HACKENSACK, N.J. — Margarita Lolis of Skin and Laser Surgery Specialists in Hackensack is all for fun in the sun, which is why the board certified dermatologist is offering tips for sun protection.
Lolis' boutique practice, which is expanding to Tenafly in September, takes an intimate and comprehensive view of the body both inside and out.
She focuses on anti-aging treatment for face and body, as well and improving one’s internal health, quality of life, and preventing age related issues, in order to create a healthier and more balanced you, she said.

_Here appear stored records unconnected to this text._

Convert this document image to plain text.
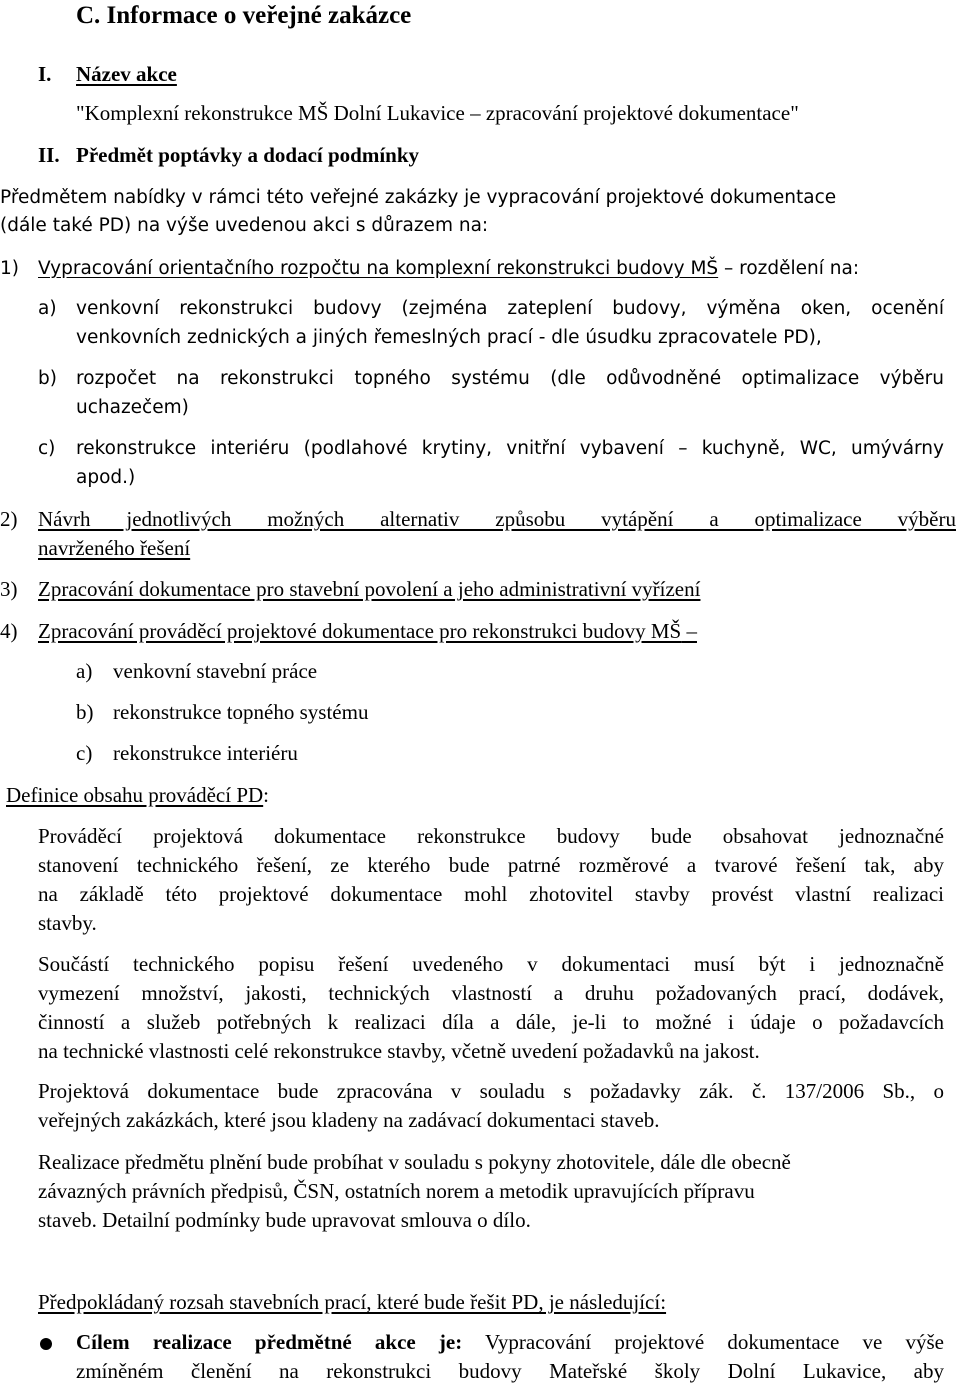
C. Informace o veřejné zakázce
I. Název akce
"Komplexní rekonstrukce MŠ Dolní Lukavice – zpracování projektové dokumentace"
II. Předmět poptávky a dodací podmínky
Předmětem nabídky v rámci této veřejné zakázky je vypracování projektové dokumentace
(dále také PD) na výše uvedenou akci s důrazem na:
1) Vypracování orientačního rozpočtu na komplexní rekonstrukci budovy MŠ – rozdělení na:
a) venkovní rekonstrukci budovy (zejména zateplení budovy, výměna oken, ocenění
venkovních zednických a jiných řemeslných prací - dle úsudku zpracovatele PD),
b) rozpočet na rekonstrukci topného systému (dle odůvodněné optimalizace výběru
uchazečem)
c) rekonstrukce interiéru (podlahové krytiny, vnitřní vybavení – kuchyně, WC, umývárny
apod.)
2) Návrh jednotlivých možných alternativ způsobu vytápění a optimalizace výběru
navrženého řešení
3) Zpracování dokumentace pro stavební povolení a jeho administrativní vyřízení
4) Zpracování prováděcí projektové dokumentace pro rekonstrukci budovy MŠ –
a) venkovní stavební práce
b) rekonstrukce topného systému
c) rekonstrukce interiéru
Definice obsahu prováděcí PD:
Prováděcí projektová dokumentace rekonstrukce budovy bude obsahovat jednoznačné
stanovení technického řešení, ze kterého bude patrné rozměrové a tvarové řešení tak, aby
na základě této projektové dokumentace mohl zhotovitel stavby provést vlastní realizaci
stavby.
Součástí technického popisu řešení uvedeného v dokumentaci musí být i jednoznačně
vymezení množství, jakosti, technických vlastností a druhu požadovaných prací, dodávek,
činností a služeb potřebných k realizaci díla a dále, je-li to možné i údaje o požadavcích
na technické vlastnosti celé rekonstrukce stavby, včetně uvedení požadavků na jakost.
Projektová dokumentace bude zpracována v souladu s požadavky zák. č. 137/2006 Sb., o
veřejných zakázkách, které jsou kladeny na zadávací dokumentaci staveb.
Realizace předmětu plnění bude probíhat v souladu s pokyny zhotovitele, dále dle obecně
závazných právních předpisů, ČSN, ostatních norem a metodik upravujících přípravu
staveb. Detailní podmínky bude upravovat smlouva o dílo.
Předpokládaný rozsah stavebních prací, které bude řešit PD, je následující:
Cílem realizace předmětné akce je: Vypracování projektové dokumentace ve výše
zmíněném členění na rekonstrukci budovy Mateřské školy Dolní Lukavice, aby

Here are Lolis' five tips on sun safety:
1. Sunscreen is a must: Apply it 15 to 20 minutes before entering the sun and if you'll be in the water, reapply every two hours. Look for broad spectrum sunscreen, which will protect you from UVA and UVB rays, with an SPF between 30 to 50. Don't forget the tops of your ears, hands, feet and your scalp.
2. Consider wearing sun-protective fingerless gloves: Many people use these for driving. The sun can go through glass and damage your hands without you even realizing it, which can lead to skin cancer and cause sun spots.
3. Ditch the moisturizer with sunscreen in it: A lot of patients come to me asking if they can wear the sunscreen in their moisturizer and the answer is no, because it's diluted. You'll want to use sunscreen alone.
4. Remember the ABCDEs of melanoma, and see your dermatologist immediately if any apply:
- Asymmetry - Melanoma lesions are often asymmetrical in shape
- Border Irregularity - Non-cancerous moles have smooth, even borders.
- Colors - The presence of more than one.
- Diameter - Is it larger than a pencil eraser?
- Evolution - Has it changed?
5. Avoid the tanning beds: Yes, it's summer, and no one wants to look pale in those bikinis, but at what cost? People who first use a tanning bed before age 35 increase their risk for melanoma by 75 percent, according to skincancer.org. The cumulative damage caused by UV radiation can lead to premature skin aging (wrinkles, lax skin, brown spots, and more), as well as skin cancer.